The vast majority of bitcoin mining is probably conducted using renewable energy sources, CoinShares have calculated in a scathing rebuke to critics who have alleged that bitcoin mining operations are environmentally wasteful.

CoinShares is a UK-based cryptoasset research and investment firm, who have offered cryptoasset exchange traded products since 2015 on the Stockholm NASDAQ/OMX exchange.

The report used a combination of publically available numerical data, media reports, “insight from industry insiders” and some best-guess assumptions to propose that 77.6% of worldwide bitcoin mining is conducted from renewable energy sources.

CoinShares singled out in particular a recent Nature article, which garnered widespread attention, even in traditional media, for proposing that bitcoin mining alone could propel the world past the anti-pollution limits set down during the 2015 Paris Agreement – CoinShares called the article “groundless.”

Nature Got It Wrong

The rebuked article, authored by Camilo Mora of University of Hawaii’s Department of Geography and Environment, calculated an approximate carbon emission footprint – to greatly oversimplify – by multiplying bitcoin’s 2017 estimated energy consumption based on standard mining equipment efficiency, and the average CO2 emission rates associated with power production of countries from which mined blocks were thought to have been mined.

It was from this methodology that Mora et al issued their stark warning, but CoinShares introduced a subtle but apparently crucial element of complexity into that basically good analysis by looking at the sub-country situation of power production, down into regional economic and political considerations.

“By multiplying the electricity consumption of every block in 2017 by the electricity emissions in the country where the proof-of-work was likely to be resolved, we were able to estimate the total CO2e emissions for computing every block in 2017.” – Camilo Mora, Nature

While observing that mining operations are leaving once-dominant China in significant numbers, due to a “combination of cheap abundant electricity, friendlier regulation, fast internet connections and, to a lesser degree, cooler climates” elsewhere, much of CoinShares’ analysis still focused on a fine-grained understanding of the mining ecosystem in China, where they say at most 60% of mining is undertaken.

A key observation made is that the vast majority of bitcoin mining in China occurs in regions enacting policies of so-called “curtailment.”

‘Curtailment’

In the past few years, China has gone on a bonanza of renewable energy investment, even becoming the highest-producing nation of solar energy last year. This has led to a glut of power that some regional power grids can’t handle, and which have had to be artificially throttled as a result.

Bloomberg has only yesterday reported on this issue, saying “The world’s biggest clean energy investor [i.e., the Chinese government] has had to slow the introduction of renewable power because some grids were not capable of handling big increases.”
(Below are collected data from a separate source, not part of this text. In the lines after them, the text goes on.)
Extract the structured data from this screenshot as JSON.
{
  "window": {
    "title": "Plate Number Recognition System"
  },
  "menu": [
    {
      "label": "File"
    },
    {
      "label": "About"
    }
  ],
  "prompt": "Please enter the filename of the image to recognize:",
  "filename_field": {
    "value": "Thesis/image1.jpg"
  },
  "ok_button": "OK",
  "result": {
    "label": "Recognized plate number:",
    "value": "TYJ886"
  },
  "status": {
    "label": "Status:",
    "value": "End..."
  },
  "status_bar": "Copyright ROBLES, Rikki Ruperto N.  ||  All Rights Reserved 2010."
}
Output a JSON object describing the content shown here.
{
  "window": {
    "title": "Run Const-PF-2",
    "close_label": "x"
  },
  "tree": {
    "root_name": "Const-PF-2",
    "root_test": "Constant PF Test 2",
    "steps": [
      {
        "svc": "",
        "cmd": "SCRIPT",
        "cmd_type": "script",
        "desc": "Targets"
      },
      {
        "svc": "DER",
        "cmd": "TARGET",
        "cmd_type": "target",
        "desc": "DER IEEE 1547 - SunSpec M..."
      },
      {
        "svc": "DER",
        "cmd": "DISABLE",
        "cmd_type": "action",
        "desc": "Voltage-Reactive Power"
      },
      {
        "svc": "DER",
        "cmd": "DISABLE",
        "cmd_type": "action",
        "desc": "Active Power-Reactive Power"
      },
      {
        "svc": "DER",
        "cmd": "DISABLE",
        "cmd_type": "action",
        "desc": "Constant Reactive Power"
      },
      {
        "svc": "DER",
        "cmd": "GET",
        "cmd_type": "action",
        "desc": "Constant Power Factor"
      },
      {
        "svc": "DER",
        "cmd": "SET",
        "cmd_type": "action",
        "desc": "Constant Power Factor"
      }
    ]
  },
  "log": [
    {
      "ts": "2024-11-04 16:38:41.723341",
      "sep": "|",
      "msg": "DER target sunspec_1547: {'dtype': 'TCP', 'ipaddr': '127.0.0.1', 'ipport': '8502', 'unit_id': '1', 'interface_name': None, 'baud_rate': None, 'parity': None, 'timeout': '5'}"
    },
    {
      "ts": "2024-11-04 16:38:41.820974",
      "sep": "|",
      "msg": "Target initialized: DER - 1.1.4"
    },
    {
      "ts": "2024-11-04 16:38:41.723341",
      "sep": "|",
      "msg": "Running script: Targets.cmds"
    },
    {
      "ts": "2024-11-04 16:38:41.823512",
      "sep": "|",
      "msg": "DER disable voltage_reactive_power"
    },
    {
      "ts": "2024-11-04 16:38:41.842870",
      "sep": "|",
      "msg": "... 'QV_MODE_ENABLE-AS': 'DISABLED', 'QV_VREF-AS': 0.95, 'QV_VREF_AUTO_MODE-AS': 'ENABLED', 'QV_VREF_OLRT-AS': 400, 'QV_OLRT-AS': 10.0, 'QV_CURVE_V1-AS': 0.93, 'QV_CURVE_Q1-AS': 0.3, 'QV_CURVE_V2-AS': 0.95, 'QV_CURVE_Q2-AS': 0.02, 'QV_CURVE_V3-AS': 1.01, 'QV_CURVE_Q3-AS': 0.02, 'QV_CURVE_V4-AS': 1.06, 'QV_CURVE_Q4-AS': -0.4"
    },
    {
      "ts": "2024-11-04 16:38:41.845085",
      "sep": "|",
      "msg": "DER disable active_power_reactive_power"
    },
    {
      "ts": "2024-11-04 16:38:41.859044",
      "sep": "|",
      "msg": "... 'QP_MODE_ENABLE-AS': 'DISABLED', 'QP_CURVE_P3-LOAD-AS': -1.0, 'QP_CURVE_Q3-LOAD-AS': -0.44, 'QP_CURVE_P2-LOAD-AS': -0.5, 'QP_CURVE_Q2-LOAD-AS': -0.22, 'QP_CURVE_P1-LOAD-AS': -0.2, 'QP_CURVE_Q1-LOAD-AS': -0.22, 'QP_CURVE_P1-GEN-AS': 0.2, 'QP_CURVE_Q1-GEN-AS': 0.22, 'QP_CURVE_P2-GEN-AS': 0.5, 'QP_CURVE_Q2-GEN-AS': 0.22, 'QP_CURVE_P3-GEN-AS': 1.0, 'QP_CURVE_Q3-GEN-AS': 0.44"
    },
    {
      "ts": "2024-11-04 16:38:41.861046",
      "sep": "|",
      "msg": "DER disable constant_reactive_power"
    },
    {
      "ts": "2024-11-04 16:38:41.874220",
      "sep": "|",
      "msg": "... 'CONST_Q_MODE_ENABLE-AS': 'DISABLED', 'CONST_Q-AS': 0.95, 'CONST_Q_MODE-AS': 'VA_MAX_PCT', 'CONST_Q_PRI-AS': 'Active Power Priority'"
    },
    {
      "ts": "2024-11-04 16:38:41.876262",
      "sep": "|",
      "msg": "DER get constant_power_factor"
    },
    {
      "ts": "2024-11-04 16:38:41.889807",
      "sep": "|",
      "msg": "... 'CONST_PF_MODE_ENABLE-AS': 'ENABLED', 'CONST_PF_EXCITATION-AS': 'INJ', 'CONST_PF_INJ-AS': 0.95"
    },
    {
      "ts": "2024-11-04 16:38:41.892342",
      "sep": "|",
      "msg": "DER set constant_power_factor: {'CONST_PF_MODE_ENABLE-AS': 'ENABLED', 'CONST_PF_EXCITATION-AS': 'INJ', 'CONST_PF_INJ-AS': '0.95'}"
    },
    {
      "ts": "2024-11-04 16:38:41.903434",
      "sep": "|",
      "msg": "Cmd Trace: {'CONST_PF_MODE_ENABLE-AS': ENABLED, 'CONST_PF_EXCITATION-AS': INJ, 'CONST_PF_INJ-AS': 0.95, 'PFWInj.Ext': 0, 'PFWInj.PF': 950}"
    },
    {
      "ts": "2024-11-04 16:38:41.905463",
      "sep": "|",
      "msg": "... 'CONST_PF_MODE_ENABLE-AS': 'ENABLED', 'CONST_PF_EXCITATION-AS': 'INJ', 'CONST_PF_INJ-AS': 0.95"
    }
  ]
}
Bitcoin mining in China has gravitated to these regions of curtailment, scooping up cheap electricity costs in areas of oversupply and low population, which have come to rely on government subsidies rather than demand.

The upshot of all of this is that, in CoinShares’ estimation, a shocking 95% of Chinese mining occurs using renewable energy, with 80% of total Chinese mining (or 48% of global mining) occurring in just one province: Sichuan.

Outside China, the ratio does not change much. Most of the hotspots of non-Chinese mining – typically cold places like Iceland, Georgia, or the Northwestern US – have very high incidence of renewable energy usage, with Russia being the most glaring exception at only 17% according to CoinShares’ data.

It bears mentioning that this general argument, although perhaps most dutifully elaborated by CoinShares, has been made before – most notably by the crypto-evangelist Andreas Antonopoulos. The price of bitcoin had a brief respite today, showing strength and climbing back above the $4,000 mark for the second time in a few days.